Rev. Gary Cook, the Director of Church Relations at Christian anti-hunger advocacy group, Bread for the World, has told The Christian Post that he is worried that the latest cuts could further marginalize the most vulnerable, rather than mobilize people back to work.
Cook explained that the cuts would cut off able-bodied adult Americans without dependents who had been receiving food stamps, even though they were not working.
Currently, these individuals can qualify for food stamps "if governors discover that there really aren't any jobs or there aren't any job training spots for people to get into." States then can apply for an exemption that would allow these individuals to still receive foods stamps, explained Cook.
"The people who take advantage of this are some of the poorest of the poor people in the country," Cook told CP. "Their average annual income is $2200 a person. They are among the most difficult to employee. If the government says our economy works well, when we have five or six percent unemployment, because that's our policy, at least they can eat."
But according to Ken Blackwell, who is the Senior Fellow for Family Empowerment at the conservative Christian lobbying group, Family Research Council, programs like food stamps prevented people from being truly empowered.
"I think through empowering others and creating self-sufficiency…there within lies the path to sense of worthiness," Blackwell told CP. "When I was growing up, there was fundamental belief, that there were times in people's life when they needed a hand up…there were temporariness to hose programs, where they were structured so that they didn't breed so that they didn't breed dependency."
Blackwell also suggested that there was "nothing more Christian" than "not locking people into a permanent dependency on government handouts, but making sure they are participants in their own upliftment and empowerment so that they in fact through the dignity of work and can break from the plantation of big government."
For Cook, though, providing food stamps for the poor had strong Biblical support.
"In the whole kind of Biblical frame, God made three provisions for hungry people," said Cook. "One was the tithe, which was literally a tax, because the government was the same as the religious order, and allowed widows and orphans to eat."
"The second provision was that there would always be Sabbath and jubilee, where every seven years and 50 years, there was land redistribution. This provision was to prevent class of people that were currently hungry," Cook added.
The last, Cook said, was gleaning — where corners of the field were deliberately not harvested so poorer members of the community could gather the remainder and use it to feed themselves.
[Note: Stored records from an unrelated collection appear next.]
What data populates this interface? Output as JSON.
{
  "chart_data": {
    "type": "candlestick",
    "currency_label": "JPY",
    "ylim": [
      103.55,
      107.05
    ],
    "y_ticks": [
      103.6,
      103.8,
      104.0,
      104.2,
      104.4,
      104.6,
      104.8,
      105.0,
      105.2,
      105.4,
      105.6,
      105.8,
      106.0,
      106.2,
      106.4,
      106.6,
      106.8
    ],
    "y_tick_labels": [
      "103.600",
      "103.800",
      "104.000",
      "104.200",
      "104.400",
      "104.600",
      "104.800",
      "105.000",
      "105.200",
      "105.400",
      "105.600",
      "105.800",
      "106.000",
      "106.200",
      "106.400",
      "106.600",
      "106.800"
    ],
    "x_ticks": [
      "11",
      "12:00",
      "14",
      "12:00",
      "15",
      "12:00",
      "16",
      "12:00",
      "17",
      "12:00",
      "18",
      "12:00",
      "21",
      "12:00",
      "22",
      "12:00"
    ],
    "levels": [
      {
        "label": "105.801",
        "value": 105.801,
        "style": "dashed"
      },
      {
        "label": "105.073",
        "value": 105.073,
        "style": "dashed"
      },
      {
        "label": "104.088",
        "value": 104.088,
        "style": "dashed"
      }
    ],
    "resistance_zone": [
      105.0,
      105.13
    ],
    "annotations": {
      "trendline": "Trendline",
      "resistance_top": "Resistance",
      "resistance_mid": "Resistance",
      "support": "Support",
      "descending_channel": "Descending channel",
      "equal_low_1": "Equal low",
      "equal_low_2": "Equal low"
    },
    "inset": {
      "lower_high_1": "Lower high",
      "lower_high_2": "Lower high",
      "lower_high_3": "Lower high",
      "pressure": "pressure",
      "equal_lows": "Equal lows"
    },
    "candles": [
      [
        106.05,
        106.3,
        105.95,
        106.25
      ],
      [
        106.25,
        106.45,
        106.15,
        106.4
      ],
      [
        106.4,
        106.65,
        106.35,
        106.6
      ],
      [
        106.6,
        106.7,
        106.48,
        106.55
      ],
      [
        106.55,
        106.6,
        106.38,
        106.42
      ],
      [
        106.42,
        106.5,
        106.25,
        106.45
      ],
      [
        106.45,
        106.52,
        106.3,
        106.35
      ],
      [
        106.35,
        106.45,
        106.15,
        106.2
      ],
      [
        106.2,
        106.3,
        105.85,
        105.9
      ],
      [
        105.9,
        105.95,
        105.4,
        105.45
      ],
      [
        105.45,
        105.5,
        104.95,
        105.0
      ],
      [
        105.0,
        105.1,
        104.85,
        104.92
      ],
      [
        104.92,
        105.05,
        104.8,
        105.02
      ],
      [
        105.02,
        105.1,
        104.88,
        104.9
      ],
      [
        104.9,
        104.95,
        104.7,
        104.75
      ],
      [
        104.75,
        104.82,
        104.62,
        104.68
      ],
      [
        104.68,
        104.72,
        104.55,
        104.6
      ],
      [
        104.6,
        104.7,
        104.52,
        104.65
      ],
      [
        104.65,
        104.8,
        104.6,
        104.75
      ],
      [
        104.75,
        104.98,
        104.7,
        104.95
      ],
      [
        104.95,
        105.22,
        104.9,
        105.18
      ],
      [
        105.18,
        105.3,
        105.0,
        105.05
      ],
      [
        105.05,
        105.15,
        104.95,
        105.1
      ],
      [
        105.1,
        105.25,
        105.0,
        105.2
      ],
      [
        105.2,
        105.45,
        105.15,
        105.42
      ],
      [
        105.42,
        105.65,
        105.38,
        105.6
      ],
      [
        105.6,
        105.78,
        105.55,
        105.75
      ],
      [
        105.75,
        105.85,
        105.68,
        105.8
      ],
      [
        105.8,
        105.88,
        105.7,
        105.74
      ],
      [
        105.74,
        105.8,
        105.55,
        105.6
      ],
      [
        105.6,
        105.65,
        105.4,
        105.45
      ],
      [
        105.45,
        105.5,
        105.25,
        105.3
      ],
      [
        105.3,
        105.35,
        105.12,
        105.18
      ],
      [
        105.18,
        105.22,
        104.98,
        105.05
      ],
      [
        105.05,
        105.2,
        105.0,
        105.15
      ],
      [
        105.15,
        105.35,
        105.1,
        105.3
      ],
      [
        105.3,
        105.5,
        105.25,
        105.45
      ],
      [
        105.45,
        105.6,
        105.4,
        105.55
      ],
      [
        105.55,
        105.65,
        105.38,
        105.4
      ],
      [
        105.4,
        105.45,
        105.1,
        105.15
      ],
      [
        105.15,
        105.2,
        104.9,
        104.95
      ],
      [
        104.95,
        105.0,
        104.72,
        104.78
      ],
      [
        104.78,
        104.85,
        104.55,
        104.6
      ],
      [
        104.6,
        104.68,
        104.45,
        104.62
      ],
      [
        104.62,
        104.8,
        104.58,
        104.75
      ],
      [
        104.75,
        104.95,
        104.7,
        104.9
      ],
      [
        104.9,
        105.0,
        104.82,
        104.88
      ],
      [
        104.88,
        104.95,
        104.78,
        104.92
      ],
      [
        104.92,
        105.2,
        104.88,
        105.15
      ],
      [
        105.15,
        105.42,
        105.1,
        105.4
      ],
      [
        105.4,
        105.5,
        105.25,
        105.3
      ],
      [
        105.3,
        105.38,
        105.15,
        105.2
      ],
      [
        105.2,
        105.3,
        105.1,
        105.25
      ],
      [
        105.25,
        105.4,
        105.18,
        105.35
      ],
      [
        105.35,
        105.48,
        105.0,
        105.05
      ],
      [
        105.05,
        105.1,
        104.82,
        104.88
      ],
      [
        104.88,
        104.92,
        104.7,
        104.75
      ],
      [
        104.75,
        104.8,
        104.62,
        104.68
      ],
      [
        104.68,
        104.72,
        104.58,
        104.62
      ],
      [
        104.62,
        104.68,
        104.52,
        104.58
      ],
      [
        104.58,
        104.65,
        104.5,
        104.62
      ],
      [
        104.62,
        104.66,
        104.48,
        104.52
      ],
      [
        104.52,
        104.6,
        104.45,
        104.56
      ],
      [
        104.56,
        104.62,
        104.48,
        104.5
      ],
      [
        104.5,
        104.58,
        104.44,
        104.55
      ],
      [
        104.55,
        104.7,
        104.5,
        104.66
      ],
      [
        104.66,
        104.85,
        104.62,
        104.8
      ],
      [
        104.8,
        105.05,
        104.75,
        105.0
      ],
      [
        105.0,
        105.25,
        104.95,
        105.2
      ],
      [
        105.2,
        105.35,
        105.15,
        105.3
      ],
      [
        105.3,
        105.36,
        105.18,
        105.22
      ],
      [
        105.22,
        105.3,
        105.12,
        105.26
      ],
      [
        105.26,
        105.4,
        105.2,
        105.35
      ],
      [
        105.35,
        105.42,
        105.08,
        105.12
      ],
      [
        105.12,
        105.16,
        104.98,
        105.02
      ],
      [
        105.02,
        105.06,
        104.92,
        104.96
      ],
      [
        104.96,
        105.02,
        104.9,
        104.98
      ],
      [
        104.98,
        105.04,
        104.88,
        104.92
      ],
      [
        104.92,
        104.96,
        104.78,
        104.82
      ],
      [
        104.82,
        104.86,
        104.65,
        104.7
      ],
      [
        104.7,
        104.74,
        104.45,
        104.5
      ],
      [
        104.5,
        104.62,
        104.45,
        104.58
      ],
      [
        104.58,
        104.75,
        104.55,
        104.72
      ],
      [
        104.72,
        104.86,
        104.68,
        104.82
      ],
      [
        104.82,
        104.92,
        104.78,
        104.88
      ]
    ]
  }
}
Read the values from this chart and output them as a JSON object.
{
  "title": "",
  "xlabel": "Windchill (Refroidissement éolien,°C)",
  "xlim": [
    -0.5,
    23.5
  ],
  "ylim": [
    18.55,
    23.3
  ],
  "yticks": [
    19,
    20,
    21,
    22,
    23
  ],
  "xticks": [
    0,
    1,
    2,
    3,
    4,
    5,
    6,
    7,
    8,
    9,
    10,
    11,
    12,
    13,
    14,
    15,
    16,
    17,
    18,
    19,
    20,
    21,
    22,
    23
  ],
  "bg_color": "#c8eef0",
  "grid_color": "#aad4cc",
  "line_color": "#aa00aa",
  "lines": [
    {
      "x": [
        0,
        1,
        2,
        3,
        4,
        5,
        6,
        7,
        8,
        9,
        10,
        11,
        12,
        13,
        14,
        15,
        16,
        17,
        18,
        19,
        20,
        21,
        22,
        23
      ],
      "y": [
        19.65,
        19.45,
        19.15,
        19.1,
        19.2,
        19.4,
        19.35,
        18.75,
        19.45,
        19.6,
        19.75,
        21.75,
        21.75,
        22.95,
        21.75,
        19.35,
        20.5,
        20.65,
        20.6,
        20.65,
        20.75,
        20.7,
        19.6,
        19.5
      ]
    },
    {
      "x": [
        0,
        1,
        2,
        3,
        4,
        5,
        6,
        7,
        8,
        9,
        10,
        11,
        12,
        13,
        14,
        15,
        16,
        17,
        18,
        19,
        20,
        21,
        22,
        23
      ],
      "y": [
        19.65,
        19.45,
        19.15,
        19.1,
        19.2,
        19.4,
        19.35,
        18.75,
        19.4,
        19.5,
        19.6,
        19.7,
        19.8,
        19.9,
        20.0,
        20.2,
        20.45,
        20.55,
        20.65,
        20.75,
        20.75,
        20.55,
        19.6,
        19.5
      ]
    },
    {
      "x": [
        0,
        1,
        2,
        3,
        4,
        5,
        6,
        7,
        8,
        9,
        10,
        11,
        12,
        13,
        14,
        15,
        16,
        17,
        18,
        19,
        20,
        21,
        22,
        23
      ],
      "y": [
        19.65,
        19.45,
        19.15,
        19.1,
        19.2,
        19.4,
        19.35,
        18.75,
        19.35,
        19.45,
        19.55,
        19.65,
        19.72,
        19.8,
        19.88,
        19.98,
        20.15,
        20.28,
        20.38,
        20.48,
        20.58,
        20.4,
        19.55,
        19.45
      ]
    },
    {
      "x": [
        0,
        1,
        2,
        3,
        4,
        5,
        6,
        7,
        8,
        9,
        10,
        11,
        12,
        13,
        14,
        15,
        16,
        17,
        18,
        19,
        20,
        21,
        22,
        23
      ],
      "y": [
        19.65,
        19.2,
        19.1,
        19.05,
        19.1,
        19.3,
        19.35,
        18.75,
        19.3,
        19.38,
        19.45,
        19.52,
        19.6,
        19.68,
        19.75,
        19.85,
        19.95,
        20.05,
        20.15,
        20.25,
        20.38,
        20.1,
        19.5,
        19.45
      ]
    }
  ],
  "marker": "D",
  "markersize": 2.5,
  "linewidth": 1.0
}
"Here, hungry people have access to food as a matter of right, not as a matter of charity," said Cook, attempting to bring the connection back to contemporary American context.
In contrast, Blackwell argued that charity, not policy, would be the driver that kept the poor fed.
"America is such a compassionate nation, nothing in history that suggests that churches and communities and our families would let people die of hunger, there is absolutely nothing," said Blackwell.
"We are not lacking in churches in church communities across this nation in making sure that basic human needs are met without creating another government program that establishes rules that have very low expectations for self-discipline," said Blackwell. "I think we should have an honest debate and discussion in the church community…[on a host of social issues] Christians have been in the forefront, without government prodding or dominance."
Cook's biggest worry though, was that the food stamp cuts would offset the thousands of hours and dollars that these very church ministries spend annually supporting their communities through soup kitchens, bread lines, and food pantries.
"What churches do in terms of the kind of generous giving to poor, hungry people is amazing," said Cook. "But their work is worth $4 billion dollars annually, which is essentially equal to the annual cut Congress is proposing in food stamps."